Tokens arriving at a fork are duplicated across the outgoing edges. If at least one outgoing edge accepts the token, duplicates
of the token are made and one copy traverses each edge that accepts the token. The outgoing edges that did not accept the
token due to failure of their targets to accept it, keep their copy in an implicit FIFO queue until it can be accepted by
the target. The rest of the outgoing edges do not receive a token (these are the ones with failing guards). This is an exception
to the rule that control nodes cannot hold tokens if they are blocked from moving downstream (see
Activity (from BasicActivities , CompleteActivities , FundamentalActivities , StructuredActivities) on page 328). When
an offered token is accepted on all the outgoing edges, duplicates of the token are made and one copy traverses each edge.
No duplication is necessary if there is only one outgoing edge, but it is not a useful case.
If guards are used on edges outgoing from forks, the modelers should ensure that no downstream joins depend on the arrival
of tokens passing through the guarded edge. If that cannot be avoided, then a decision node should be introduced
to have the guard, and shunt the token to the downstream join if the guard fails. See example in Figure 12.44 on page 342.
The notation for a fork node is simply a line segment, as illustrated on the left side of the figure below. In usage, however,
the fork node must have a single activity edge entering it, and two or more edges leaving it. The functionality of join node
and fork node can be combined by using the same node symbol, as illustrated at the right side of the figure below.

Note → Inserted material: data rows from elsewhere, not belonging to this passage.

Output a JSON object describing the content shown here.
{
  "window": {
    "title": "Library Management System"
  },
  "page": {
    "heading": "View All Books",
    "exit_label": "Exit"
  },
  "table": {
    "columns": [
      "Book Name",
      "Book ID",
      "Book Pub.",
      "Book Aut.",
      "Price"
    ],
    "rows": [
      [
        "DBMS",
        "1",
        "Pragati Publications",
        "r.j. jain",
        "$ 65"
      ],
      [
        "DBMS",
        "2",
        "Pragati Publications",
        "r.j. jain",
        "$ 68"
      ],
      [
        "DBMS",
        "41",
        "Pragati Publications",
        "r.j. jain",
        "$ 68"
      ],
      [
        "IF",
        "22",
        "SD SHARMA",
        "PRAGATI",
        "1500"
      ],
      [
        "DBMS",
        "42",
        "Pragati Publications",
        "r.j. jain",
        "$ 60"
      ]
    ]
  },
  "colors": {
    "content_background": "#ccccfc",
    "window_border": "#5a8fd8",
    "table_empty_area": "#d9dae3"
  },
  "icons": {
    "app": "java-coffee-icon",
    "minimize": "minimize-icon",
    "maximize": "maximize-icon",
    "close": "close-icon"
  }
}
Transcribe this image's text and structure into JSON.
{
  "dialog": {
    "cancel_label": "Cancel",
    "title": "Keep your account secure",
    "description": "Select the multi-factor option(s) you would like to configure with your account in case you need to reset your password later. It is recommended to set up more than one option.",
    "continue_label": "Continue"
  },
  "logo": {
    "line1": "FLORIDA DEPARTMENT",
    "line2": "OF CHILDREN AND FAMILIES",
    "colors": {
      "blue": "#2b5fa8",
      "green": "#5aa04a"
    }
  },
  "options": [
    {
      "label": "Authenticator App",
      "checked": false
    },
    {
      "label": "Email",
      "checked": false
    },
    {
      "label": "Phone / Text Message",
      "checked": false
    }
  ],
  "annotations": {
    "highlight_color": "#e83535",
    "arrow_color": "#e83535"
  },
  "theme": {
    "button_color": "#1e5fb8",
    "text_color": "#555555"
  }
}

This case
maps to a model containing a join node with all the incoming edges shown in the diagram and one outgoing edge to a fork node
that has all the outgoing edges shown in the diagram. It assumes the UML 2.0 Diagram Interchange RFP supports the interchange
of diagram elements and their mapping to model elements.
Fork node | Fork node | Join node and fork node used | |||
(without flows) | (with flows) | together, sharing the same symbol | |||
Figure 12.94 - Fork node notation |
In the example below, the fork node passes control to both the Ship Order and Send Invoice behaviors when Fill Order is completed.
Figure 12.95 - Fork node example.
Fork nodes are introduced to support parallelism in activities.
Fork nodes replace the use of PseudoState with fork kind in UML 1.5 activity modeling. State machine forks in UML 1.5 required
synchronization between parallel flows through the state machine RTC step. UML 2.0 activity forks model unrestricted parallelism.